Ever since its publicatio n, Plowden's "progressive" ideas have been condemned by traditionalists, most famously in the Black Papers, later by Ministers. When the former Secretary of State for Education, Kenneth Clarke, declared that the Plowden report was buried, he was wrong, of course. For one thing, Conservative ministers adopted many of its ideas about parental rights and the need for more inspection (see Ted Wragg, page 18). But the Three Wise Men's report on primary organisation and practice, five years old this month, which Kenneth Clarke commissioned, did help give the pendulum a nudge back to more "traditional" ways. It warned against "mindless orthodoxy", urging "fitness for purpose": the method should suit the task at hand. Some said the change was already happening. Certainly, the national curriculum and tests forced a swing toward more subject-orientated and concrete teaching; so has the growing clamour from all sides for higher standards, and government's determination to have a say in the way teachers teach.
Now there is pressure for more subject teaching, more streaming, more whole-class teaching. The latest initiative, the National Literacy and Numeracy Project, goes almost as far as possible, insisting that teachers in participating schools spend up to an hour a day in direct teaching of only English or maths, from a minutely detailed syllabus.

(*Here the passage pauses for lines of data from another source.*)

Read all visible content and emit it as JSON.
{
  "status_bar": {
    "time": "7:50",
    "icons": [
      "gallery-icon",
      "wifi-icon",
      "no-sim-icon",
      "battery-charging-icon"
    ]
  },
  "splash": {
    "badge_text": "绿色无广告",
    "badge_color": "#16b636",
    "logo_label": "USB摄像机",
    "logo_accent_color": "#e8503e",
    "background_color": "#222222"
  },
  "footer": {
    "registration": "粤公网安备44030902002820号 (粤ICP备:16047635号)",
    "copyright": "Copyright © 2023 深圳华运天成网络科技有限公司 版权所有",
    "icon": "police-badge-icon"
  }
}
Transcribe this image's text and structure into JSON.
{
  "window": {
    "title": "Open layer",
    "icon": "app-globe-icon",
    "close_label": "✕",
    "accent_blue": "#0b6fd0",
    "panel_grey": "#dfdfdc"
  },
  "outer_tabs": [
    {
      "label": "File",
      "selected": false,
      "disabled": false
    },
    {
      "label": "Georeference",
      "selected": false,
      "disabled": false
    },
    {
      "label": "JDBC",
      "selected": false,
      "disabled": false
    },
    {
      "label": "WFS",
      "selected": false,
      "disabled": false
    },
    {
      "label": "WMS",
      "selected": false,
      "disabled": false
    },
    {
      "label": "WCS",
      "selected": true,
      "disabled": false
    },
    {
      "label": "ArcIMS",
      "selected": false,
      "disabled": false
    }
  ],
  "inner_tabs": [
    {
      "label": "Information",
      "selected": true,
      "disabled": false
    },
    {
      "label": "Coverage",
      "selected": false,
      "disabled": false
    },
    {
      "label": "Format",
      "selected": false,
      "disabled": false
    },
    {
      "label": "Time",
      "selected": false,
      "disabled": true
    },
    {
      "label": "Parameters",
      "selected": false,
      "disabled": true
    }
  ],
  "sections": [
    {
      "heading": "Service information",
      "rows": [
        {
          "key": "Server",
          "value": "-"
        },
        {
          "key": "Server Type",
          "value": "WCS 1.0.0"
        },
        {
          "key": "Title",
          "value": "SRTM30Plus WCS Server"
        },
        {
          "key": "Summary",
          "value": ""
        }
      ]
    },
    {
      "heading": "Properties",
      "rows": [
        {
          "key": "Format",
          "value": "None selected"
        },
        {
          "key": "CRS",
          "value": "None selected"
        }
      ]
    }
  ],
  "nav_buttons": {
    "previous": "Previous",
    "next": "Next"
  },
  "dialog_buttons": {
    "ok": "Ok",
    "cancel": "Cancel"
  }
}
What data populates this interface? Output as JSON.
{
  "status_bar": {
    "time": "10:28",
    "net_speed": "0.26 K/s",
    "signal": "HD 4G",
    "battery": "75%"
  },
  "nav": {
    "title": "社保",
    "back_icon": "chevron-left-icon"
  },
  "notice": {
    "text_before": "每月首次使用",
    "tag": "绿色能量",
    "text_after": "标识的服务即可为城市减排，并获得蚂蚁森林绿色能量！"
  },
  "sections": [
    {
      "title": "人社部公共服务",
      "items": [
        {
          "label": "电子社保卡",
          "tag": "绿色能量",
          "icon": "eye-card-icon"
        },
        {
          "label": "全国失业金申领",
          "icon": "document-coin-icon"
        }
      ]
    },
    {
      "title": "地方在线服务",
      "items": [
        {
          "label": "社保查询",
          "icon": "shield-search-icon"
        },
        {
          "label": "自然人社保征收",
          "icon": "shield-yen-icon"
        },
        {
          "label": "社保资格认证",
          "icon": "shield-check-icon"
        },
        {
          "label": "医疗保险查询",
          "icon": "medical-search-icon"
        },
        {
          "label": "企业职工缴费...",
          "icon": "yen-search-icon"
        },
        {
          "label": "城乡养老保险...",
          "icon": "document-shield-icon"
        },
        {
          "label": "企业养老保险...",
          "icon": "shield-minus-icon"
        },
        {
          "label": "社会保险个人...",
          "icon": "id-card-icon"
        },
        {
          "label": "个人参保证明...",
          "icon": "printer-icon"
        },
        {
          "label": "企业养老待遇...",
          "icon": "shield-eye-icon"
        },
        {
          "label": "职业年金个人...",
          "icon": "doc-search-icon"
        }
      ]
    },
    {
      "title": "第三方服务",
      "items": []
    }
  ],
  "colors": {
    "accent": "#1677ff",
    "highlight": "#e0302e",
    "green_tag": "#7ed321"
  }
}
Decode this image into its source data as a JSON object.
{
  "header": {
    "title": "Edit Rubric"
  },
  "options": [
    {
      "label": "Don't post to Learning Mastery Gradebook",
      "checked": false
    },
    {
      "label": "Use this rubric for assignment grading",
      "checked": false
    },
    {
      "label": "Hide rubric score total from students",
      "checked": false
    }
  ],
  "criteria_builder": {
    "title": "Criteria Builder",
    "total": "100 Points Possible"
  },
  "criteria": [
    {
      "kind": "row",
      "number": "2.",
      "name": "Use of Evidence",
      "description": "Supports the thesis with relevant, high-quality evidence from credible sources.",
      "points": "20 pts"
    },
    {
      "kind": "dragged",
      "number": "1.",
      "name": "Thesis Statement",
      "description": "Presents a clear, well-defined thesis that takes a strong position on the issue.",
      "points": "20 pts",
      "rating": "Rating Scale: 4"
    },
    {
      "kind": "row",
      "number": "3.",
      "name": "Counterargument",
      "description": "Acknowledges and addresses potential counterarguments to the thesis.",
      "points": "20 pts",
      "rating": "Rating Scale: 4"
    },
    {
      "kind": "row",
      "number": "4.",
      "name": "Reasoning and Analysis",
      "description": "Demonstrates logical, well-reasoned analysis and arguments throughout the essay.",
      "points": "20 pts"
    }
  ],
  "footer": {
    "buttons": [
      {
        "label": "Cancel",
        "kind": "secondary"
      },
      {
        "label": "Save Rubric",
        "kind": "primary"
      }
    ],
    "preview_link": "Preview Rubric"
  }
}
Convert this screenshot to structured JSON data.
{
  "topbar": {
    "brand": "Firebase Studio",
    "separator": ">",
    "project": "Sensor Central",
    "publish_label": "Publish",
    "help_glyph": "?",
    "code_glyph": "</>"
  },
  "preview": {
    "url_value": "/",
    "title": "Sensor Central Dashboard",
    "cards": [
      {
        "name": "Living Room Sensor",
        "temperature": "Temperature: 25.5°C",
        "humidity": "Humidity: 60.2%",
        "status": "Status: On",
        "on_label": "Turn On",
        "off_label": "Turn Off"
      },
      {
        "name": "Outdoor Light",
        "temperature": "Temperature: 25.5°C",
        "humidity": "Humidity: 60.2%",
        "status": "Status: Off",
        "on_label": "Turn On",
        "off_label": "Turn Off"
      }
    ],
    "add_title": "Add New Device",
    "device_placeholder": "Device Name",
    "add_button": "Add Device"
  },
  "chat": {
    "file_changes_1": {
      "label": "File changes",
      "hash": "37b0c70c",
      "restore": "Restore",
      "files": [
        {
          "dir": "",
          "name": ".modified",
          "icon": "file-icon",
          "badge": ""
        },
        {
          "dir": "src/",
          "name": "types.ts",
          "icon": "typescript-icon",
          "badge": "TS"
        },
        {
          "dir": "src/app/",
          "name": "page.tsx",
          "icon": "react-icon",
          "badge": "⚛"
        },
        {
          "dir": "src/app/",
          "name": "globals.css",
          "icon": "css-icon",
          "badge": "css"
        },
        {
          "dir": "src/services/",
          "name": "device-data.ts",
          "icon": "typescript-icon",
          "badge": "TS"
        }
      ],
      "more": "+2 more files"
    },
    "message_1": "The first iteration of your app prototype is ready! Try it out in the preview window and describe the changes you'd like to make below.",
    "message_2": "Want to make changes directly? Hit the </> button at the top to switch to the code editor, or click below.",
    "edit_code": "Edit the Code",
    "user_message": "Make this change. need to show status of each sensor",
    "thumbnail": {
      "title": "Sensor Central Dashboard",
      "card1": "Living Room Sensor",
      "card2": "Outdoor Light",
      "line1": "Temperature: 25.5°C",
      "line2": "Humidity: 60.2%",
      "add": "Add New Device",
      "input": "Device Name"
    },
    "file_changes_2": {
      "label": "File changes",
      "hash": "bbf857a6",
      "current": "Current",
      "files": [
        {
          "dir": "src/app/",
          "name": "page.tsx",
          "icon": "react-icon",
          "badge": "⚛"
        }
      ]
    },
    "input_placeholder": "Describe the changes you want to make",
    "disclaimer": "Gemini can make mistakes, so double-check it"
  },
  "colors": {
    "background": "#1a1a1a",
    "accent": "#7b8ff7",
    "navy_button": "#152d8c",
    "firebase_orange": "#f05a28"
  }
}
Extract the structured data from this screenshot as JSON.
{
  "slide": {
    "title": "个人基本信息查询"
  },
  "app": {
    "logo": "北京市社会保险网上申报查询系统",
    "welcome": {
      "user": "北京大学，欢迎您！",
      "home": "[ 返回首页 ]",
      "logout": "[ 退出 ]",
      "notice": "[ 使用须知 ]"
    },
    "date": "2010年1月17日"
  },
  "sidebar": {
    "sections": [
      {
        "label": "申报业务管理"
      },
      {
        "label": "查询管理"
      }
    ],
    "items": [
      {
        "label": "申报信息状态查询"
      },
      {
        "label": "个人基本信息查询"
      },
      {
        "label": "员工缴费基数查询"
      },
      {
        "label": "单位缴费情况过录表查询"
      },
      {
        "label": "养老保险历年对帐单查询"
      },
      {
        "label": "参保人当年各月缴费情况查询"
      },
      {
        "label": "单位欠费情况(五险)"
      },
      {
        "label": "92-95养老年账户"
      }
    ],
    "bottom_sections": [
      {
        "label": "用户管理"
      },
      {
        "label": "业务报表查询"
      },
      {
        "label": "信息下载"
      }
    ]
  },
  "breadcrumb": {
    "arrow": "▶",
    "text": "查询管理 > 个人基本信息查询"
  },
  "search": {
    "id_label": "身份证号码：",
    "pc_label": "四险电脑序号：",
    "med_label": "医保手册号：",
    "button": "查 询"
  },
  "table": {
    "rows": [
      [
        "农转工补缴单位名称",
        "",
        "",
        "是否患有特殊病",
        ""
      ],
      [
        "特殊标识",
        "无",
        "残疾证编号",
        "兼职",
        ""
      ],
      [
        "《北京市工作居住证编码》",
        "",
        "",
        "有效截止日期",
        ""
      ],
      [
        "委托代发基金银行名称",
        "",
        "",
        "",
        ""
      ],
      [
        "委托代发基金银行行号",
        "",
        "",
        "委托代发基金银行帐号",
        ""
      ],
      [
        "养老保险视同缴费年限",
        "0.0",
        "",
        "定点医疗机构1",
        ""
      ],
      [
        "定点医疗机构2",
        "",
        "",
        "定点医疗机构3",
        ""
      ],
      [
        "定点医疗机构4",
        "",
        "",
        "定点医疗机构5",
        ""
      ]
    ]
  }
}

Despite all this, Plowden is still imprinted on the hearts of many teachers, who have carried its ideas successfull y through the decades of change (see pages 6-7). The report still has much to offer, and that is why it is time for another serious look at Plowden. Teachers are less defensive and more flexible than they were five years ago. The pendulum may have swung too far, and it is time for another nudge. Teachers need something to inspire them, and could do far worse than Plowden's messages about
co-operation, trust and the value of the individual.